Wie kommt man nun zu der Idee, sich mit Bürgerrechts- und Niederlassungsgesuchen der Französischen Zeit in Köln (1794-1814) zu befassen? Angeregt durch eine Veranstaltung über verschiedene Stadtkonzeptionen für Köln wollten wir mit einem Thema über die Geschichte der Rheinmetropole weitermachen. Ein Besuch des wissenschaftlichen Teams der Kölner Frühen Neuzeit (Prof. Dr. Gudrun Gersmann) gab dann den entscheidenden Impuls. Es gibt noch viel Unerforschtes im Historischen Archiv der Stadt Köln u.a. zur französischen Zeit, daraus ließe sich doch ein Citizen-Science-Projekt im Gasthörerstudium machen. Außerdem wäre ein solches Projekt anschlussfähig an aktuelle Forschungen zur Stadtgeschichte um 1800. So ein Projekt schien reizvoll.

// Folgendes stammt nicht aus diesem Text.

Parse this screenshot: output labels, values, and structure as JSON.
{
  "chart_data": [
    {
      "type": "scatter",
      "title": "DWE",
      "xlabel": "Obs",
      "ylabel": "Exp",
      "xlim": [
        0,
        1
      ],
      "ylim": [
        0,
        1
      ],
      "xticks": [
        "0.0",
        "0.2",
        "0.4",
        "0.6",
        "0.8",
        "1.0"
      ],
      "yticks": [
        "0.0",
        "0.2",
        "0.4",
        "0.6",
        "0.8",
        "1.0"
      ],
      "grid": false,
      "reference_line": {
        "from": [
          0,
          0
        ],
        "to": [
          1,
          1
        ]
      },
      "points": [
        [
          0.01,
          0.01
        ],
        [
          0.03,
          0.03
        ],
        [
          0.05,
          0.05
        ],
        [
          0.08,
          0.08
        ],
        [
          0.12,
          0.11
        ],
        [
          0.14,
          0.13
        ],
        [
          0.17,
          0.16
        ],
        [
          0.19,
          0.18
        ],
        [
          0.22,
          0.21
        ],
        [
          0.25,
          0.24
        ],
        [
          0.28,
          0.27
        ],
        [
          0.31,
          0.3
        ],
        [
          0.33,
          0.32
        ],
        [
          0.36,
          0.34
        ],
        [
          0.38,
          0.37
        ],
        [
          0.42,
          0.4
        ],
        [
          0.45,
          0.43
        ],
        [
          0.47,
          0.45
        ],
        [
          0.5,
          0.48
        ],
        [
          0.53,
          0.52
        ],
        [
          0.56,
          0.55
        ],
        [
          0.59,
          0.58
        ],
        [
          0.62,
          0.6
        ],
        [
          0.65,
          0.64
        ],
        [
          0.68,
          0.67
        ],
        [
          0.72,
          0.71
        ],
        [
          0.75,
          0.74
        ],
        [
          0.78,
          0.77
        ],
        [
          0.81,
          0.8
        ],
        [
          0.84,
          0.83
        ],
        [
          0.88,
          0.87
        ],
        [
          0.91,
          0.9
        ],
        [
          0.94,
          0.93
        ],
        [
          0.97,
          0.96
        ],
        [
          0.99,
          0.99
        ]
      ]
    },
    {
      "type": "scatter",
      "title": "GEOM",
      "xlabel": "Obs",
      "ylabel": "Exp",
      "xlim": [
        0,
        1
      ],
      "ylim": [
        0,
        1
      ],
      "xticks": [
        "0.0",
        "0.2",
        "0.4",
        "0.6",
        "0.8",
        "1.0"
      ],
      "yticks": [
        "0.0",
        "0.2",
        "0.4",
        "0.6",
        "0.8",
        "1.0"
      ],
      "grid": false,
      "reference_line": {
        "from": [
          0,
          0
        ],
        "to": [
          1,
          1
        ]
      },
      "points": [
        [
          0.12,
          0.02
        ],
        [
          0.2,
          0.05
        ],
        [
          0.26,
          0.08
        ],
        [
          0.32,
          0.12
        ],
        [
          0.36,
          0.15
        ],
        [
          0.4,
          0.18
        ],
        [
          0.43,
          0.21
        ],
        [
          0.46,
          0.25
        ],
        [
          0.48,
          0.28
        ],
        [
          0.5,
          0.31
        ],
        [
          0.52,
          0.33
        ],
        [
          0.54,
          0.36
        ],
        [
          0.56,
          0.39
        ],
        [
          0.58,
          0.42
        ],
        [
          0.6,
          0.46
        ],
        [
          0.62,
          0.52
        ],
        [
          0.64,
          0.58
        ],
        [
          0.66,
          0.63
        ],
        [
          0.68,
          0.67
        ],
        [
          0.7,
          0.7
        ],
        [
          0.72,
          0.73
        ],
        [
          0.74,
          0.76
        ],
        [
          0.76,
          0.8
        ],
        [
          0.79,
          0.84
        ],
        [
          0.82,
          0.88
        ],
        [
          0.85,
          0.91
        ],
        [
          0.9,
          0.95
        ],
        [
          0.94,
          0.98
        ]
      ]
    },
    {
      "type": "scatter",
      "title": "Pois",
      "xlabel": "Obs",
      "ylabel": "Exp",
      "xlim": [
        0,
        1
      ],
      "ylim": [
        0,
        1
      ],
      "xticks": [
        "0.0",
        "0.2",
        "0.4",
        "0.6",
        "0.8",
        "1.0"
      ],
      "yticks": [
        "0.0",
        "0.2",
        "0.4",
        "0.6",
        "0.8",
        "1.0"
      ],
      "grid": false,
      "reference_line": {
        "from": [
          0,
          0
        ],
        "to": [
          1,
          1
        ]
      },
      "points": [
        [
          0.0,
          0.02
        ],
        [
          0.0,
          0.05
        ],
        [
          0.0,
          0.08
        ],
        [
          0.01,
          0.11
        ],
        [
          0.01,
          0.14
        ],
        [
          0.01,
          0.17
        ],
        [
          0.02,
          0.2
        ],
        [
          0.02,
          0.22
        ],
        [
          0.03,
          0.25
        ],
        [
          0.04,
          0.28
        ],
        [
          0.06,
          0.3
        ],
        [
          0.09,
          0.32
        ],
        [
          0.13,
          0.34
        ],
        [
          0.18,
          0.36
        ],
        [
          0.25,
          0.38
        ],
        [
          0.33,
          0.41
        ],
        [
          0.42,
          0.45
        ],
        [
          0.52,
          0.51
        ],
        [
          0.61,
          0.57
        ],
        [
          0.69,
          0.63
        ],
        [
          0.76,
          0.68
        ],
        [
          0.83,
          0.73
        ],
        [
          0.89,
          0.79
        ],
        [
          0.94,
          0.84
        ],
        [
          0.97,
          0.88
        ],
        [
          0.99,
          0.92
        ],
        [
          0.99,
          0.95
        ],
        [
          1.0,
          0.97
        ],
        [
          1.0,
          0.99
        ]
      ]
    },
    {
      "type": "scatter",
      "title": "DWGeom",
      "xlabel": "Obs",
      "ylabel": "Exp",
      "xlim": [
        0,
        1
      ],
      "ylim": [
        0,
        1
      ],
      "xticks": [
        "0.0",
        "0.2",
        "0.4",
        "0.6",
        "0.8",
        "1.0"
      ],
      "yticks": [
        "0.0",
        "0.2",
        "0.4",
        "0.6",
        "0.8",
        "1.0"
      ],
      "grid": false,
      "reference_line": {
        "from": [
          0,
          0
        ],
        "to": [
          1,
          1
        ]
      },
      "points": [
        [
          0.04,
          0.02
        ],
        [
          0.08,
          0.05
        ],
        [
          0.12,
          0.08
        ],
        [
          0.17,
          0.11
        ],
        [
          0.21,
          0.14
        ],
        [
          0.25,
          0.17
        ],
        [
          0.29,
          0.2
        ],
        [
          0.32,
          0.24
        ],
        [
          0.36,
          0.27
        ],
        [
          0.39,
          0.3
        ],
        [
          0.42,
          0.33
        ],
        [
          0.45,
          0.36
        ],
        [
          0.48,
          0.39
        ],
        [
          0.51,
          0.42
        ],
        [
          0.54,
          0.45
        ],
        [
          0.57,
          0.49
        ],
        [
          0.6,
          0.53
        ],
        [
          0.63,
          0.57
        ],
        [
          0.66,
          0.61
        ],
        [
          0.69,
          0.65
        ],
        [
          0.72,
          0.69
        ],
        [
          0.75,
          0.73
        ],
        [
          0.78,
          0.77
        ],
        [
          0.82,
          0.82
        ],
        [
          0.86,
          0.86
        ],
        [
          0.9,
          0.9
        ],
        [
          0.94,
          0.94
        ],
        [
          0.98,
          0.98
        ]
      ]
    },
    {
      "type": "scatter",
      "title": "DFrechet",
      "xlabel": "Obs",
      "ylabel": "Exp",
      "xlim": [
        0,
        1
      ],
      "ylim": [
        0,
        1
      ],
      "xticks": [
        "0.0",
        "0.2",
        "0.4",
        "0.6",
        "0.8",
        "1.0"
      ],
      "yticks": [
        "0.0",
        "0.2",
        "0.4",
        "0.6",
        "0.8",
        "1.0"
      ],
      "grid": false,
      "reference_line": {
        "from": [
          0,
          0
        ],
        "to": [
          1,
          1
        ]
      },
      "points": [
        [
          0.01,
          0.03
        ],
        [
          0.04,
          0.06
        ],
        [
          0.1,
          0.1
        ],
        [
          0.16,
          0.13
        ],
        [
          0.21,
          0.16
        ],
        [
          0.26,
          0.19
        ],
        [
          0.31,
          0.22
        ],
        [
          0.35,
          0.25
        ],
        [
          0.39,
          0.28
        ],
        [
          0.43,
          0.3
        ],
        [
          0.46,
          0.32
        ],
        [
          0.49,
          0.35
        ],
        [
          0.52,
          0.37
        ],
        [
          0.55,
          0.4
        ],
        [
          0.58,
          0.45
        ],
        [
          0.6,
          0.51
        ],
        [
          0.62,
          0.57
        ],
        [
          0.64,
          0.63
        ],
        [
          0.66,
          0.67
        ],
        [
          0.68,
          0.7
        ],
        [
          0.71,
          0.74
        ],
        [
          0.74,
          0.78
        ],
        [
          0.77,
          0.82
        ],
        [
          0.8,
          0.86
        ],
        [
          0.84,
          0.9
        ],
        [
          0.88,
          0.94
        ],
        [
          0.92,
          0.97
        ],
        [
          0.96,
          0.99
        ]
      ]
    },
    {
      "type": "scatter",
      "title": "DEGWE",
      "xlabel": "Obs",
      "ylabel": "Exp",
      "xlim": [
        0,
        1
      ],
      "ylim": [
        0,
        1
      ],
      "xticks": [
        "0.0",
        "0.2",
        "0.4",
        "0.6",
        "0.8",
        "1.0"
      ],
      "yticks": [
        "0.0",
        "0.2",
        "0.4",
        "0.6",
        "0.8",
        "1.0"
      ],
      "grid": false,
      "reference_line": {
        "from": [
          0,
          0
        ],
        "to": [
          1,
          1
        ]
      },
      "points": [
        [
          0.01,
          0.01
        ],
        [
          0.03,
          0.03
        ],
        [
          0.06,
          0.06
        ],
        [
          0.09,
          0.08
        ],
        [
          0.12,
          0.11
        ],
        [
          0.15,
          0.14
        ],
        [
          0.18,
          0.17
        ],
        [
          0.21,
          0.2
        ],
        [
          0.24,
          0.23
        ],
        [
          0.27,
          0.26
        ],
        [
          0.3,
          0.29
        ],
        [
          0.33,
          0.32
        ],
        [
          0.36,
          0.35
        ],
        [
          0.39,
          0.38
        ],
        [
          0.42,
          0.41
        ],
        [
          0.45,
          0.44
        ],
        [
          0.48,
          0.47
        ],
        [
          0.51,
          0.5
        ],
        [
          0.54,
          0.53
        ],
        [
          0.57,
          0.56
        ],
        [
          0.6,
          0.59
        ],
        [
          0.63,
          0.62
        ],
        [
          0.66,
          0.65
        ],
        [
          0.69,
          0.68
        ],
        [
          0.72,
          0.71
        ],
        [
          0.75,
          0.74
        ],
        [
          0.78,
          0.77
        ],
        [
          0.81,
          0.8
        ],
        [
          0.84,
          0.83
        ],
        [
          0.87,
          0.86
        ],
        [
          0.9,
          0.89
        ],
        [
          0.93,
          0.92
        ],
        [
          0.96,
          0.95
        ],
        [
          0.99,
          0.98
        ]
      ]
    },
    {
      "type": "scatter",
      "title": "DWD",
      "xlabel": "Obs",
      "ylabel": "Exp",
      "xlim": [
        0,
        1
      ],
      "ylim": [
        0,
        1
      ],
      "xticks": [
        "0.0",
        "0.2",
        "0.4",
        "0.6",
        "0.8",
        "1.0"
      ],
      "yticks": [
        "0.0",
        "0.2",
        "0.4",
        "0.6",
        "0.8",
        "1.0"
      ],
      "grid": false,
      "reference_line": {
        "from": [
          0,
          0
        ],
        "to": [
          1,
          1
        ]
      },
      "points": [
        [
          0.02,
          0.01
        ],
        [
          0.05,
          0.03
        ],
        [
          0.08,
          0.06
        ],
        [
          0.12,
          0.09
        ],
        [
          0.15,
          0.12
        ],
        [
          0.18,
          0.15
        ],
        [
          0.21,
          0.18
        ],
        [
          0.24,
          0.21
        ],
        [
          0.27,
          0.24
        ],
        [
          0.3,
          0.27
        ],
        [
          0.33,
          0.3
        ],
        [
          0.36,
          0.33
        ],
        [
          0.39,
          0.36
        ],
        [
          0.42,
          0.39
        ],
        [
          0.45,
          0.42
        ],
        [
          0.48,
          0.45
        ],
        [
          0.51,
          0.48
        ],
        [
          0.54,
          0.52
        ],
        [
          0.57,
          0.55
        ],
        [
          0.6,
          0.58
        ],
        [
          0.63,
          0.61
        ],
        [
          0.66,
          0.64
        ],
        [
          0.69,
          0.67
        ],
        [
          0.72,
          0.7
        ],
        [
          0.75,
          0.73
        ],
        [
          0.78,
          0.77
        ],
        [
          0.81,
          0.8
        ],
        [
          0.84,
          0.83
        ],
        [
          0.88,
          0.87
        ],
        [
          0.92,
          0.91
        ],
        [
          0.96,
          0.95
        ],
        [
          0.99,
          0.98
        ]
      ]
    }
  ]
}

Einblicke in die Projektarbeit
Um was ging es konkret? In den Archivbeständen gibt es einen abgeschlossenen „Vorgang“ aus der Zeit der französischen Besetzung und Verwaltung in Köln 1794-1814: Bürgerrechts- oder Niederlassungsgesuche. Die waren – wie andere Quellen auch – zwar vor vielen Jahren mal digitalisiert worden, aber bis auf eine uns bekannte Ausnahme – Astrid Künzel – schien da nie jemand richtig reingeguckt zu haben. Tatsächlich wartete hier gleich die größte Hürde auf uns: die meisten von uns konnten die Handschriften nicht lesen. Also lautete die erste Herausforderung: wie bekommen wir diese Dokumente überhaupt in den Griff? Wie werden sie lesbar und übersetzbar?

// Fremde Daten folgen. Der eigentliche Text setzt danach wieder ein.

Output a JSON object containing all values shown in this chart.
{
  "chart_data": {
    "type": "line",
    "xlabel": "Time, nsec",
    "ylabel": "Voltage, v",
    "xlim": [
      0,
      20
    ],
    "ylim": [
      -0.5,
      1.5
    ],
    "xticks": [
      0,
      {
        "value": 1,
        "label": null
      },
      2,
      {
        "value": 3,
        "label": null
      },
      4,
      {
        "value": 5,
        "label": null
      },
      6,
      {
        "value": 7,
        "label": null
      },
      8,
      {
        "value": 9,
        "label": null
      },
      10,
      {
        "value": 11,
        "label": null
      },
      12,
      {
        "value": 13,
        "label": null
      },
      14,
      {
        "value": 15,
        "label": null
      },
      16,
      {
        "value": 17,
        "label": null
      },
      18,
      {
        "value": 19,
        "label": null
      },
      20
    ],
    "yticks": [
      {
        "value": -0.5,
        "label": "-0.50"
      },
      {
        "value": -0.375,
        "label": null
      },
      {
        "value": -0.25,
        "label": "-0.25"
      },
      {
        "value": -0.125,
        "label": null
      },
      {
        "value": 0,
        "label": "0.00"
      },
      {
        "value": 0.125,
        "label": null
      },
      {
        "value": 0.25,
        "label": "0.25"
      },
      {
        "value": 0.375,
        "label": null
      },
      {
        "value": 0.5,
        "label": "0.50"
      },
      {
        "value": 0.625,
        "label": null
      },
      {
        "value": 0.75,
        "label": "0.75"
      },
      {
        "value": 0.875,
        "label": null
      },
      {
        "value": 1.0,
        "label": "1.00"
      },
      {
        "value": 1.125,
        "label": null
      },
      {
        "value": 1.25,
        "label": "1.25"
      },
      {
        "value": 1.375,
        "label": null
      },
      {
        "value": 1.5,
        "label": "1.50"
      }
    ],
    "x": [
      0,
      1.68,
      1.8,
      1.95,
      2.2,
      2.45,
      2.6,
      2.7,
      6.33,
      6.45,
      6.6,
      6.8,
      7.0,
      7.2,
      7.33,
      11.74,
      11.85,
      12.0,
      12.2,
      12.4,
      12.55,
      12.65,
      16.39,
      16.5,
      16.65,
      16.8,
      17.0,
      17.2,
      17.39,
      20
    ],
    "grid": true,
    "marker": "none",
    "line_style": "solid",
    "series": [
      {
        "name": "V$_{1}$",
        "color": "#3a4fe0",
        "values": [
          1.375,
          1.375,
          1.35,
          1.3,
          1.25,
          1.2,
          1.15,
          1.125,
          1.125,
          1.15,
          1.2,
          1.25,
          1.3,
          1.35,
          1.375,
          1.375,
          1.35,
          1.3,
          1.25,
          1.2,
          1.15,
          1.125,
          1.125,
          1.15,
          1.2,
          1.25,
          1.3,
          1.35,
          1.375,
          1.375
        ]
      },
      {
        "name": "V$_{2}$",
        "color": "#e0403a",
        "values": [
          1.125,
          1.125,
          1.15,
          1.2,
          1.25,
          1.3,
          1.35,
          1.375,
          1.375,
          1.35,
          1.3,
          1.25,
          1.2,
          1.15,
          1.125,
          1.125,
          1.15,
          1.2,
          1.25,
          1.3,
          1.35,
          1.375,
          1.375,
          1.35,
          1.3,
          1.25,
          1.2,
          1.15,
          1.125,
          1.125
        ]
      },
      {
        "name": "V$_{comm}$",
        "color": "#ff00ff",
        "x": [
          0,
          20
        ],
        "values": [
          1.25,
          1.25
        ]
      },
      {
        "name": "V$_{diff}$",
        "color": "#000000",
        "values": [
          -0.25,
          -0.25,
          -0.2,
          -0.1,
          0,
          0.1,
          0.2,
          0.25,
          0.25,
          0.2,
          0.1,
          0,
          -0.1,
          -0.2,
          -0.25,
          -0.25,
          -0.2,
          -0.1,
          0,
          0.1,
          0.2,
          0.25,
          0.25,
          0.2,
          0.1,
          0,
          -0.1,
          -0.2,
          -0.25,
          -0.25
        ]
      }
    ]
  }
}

Wir haben uns die Archivkartons mit den Dokumenten untereinander aufgeteilt. Allerdings waren nur die Kopien von Mikrofilmen digitalisiert und als Arbeitsvorlage schlecht zu gebrauchen, vor allem wegen der meist unscharfen Wiedergabequalität. Dankenswerterweise hat uns hier Dr. Max Plassmann vom Stadtarchiv schnell geholfen und die Gesuche in ausgezeichneter Qualität – sogar in Farbe – digitalisieren lassen.

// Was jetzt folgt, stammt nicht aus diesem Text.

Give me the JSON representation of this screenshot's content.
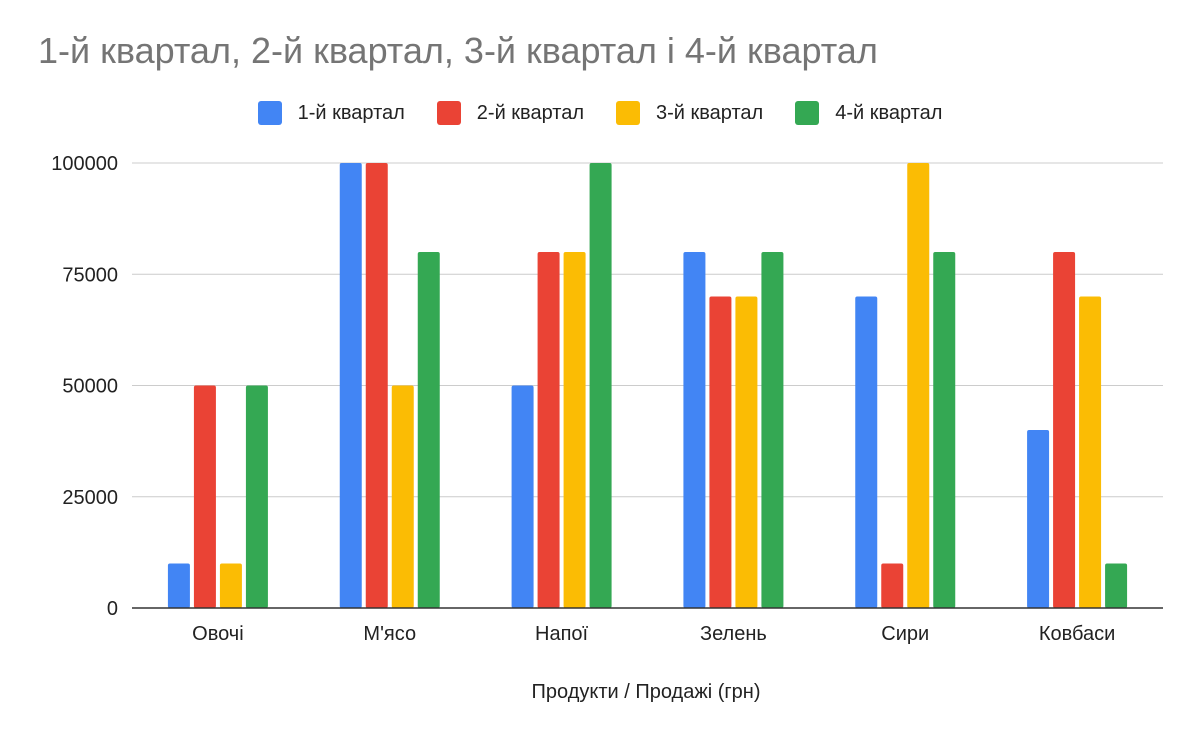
{
  "chart_data": {
    "type": "bar",
    "title": "1-й квартал, 2-й квартал, 3-й квартал і 4-й квартал",
    "xlabel": "Продукти / Продажі (грн)",
    "ylabel": "",
    "categories": [
      "Овочі",
      "М'ясо",
      "Напої",
      "Зелень",
      "Сири",
      "Ковбаси"
    ],
    "series": [
      {
        "name": "1-й квартал",
        "color": "#4285f4",
        "values": [
          10000,
          100000,
          50000,
          80000,
          70000,
          40000
        ]
      },
      {
        "name": "2-й квартал",
        "color": "#ea4335",
        "values": [
          50000,
          100000,
          80000,
          70000,
          10000,
          80000
        ]
      },
      {
        "name": "3-й квартал",
        "color": "#fbbc04",
        "values": [
          10000,
          50000,
          80000,
          70000,
          100000,
          70000
        ]
      },
      {
        "name": "4-й квартал",
        "color": "#34a853",
        "values": [
          50000,
          80000,
          100000,
          80000,
          80000,
          10000
        ]
      }
    ],
    "ylim": [
      0,
      100000
    ],
    "yticks": [
      "0",
      "25000",
      "50000",
      "75000",
      "100000"
    ],
    "ytick_values": [
      0,
      25000,
      50000,
      75000,
      100000
    ],
    "grid": true,
    "legend_position": "top"
  }
}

Und dann saßen wir – jeder für sich – zu Hause, im Archiv oder in der Unibibliothek und fingen an zu transkribieren. Erste Worte wurden entziffert, dann ganze Sätze, im Idealfall sogar ein ganzes Dokument, was aber selten vorkam. In der Regel bekamen wir zwar einen Teil selbst hin, aber es gab Wörter, Passagen und Sätze, zu denen fiel uns im stillen Kämmerlein absolut nichts ein. Und diese “ Hieroglyphen“ brachten wir mittwochs zu unseren Treffen mit Dr. Wolfgang Rosen mit, der unser Vorhaben von Anfang an wissenschaftlich mit betreut hat. Er warf die Digitalisate an die (Lein-)wand, und wir rätselten unter fachkundiger Anleitung gemeinsam. Das klappte hervorragend, denn jeder konnte Ideen einbringen – ein Gruppen-Brainstorming par excellence. So kamen wir ordentlich weiter und haben unsere Motivation nicht verloren. Wir fingen an, Strukturen zu erkennen, ebenso wie Verwaltungsabläufe. Bestimmte Floskeln oder Namen wie „Dolleschall“ oder „Citoyen Maire Wittgenstein“ tauchten häufig auf, wurden zu vertrauten Wegbegleitern. Wir konnten Zusammenhänge herstellen und mit der Zeit bekamen wir auch Übung im Transkribieren.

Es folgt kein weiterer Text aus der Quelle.